Pendant plus d’une quinzaine d’années, l’humoriste fut traqué et chassé par la classe politique française de Sarkozy à Macron, pour cause « d’antisémitisme » alors que lui aussi ne faisait qu’appliquer son droit à la liberté d’expression.
Il est utile de se poser une question: pourquoi Dieudonné (humoriste) qui faisait des sketchs sur les victimes de la Shoah -entre autres- fut traqué comme une bête et eut plusieurs plaintes déposées à son encontre par des organisations tel que la Licra et la LDJ, au point d’être contraint à l’heure actuelle de ne plus pouvoir donner de spectacle.
Alors que Charlie Hebdo dont la première polémique sur les caricatures du prophète Muhammad (S.A.W.S) remonte à 2006 a eu le soutien inconditionnel de plusieurs gouvernements français sur plusieurs années ?




En rappelant une fois de plus que l’un est un humoriste, et que l’autre est un journal satirique.
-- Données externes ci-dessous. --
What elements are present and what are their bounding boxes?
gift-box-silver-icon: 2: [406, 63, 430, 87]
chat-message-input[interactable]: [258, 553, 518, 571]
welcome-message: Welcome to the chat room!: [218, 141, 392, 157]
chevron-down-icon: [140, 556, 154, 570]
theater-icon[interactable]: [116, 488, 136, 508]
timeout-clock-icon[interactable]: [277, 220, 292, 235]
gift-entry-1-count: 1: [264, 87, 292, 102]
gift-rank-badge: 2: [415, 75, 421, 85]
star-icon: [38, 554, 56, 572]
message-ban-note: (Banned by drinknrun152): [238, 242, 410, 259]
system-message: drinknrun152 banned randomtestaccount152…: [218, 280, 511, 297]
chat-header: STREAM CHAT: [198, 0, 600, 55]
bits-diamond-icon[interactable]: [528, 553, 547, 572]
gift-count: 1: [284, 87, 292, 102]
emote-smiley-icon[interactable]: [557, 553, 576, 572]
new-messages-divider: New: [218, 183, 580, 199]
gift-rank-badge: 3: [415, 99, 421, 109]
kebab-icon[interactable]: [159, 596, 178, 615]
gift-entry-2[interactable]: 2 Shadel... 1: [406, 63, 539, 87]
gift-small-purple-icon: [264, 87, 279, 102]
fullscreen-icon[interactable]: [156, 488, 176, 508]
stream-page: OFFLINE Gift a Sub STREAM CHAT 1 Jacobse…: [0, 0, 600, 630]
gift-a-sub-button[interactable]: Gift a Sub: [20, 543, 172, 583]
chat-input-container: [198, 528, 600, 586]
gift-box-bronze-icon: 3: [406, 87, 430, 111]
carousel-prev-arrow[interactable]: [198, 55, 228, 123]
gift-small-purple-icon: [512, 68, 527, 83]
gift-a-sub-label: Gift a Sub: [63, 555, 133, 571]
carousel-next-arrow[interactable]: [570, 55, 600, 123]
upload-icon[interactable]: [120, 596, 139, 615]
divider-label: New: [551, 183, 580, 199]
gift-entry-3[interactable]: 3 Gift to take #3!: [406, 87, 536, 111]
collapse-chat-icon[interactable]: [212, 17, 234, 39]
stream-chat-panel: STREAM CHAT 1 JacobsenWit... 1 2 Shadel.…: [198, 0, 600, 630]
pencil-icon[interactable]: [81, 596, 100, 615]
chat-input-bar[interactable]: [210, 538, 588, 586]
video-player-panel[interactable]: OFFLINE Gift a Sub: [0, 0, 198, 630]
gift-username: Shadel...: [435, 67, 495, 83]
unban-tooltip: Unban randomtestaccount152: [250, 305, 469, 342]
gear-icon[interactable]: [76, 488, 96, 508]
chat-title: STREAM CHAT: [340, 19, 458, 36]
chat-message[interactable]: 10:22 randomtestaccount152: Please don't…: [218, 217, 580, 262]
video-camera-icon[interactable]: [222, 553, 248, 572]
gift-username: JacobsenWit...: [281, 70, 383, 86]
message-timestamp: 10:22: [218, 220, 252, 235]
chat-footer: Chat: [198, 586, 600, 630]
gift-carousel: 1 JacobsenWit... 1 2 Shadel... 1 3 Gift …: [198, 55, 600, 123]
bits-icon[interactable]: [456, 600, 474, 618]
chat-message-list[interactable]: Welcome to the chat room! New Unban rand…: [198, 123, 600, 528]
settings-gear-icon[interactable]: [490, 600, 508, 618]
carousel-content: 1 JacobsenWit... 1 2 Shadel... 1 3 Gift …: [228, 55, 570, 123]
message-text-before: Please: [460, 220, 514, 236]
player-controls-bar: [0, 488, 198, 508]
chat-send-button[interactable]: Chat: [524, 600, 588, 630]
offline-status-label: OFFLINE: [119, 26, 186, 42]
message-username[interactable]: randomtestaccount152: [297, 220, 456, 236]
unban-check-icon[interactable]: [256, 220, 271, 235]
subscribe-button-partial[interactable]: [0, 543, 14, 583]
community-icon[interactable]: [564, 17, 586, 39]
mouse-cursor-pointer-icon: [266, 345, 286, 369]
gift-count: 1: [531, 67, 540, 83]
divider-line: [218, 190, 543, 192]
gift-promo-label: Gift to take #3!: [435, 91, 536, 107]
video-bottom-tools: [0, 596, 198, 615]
Où est donc la liberté d’expression que défend le président Macron dans ce cas ? Une fois de plus, nul ne saurait le dire avec exactitude.
Face à cette campagne de boycott des produits français, le royaume après avoir condamné les caricatures du prophète (S.A.W.S), n’a pas retiré les produits français des rayons des supermarchés, respectant ainsi les partenariats faits entre les deux pays. La France aura néanmoins eu droit au soutien de pays tels que la Belgique, le Canada, ou encore l’Inde.
Ce dernier a même soutenu les propos du président français. Sur Twitter le hashtag #WeStandWithFrance a exprimé son soutien face à la polémique au point même que certains internautes ont assurés que tous les musulmans sont des terroristes.




C’est à travers ces paroles que l’on se rend compte, une fois de plus, que l’islam est devenu un sujet d’actualité récurent partout dans le monde. Un monde déjà secoué par des crises financières et sanitaires, un monde de plus en plus en proie à la division. L’amalgame entre musulmans et terroristes est devenue monnaie courante.
C’est aussi souvent ceux qui ne connaissent pas l’Islam qui le critiquent avec virulence, et véhiculent des informations fausses et erronées à son sujet, faisant croire aux autres que l’islam est une religion brutale et conquérante visant à assiéger des pays et à tuer les infidèles, ce qui n’est bien évidemment pas le cas.
Sénèque avait dit : « Étudie, non pour savoir plus, mais pour savoir mieux. », il serait en effet préférable de ne critiquer une religion qu’après l’avoir bien étudiée.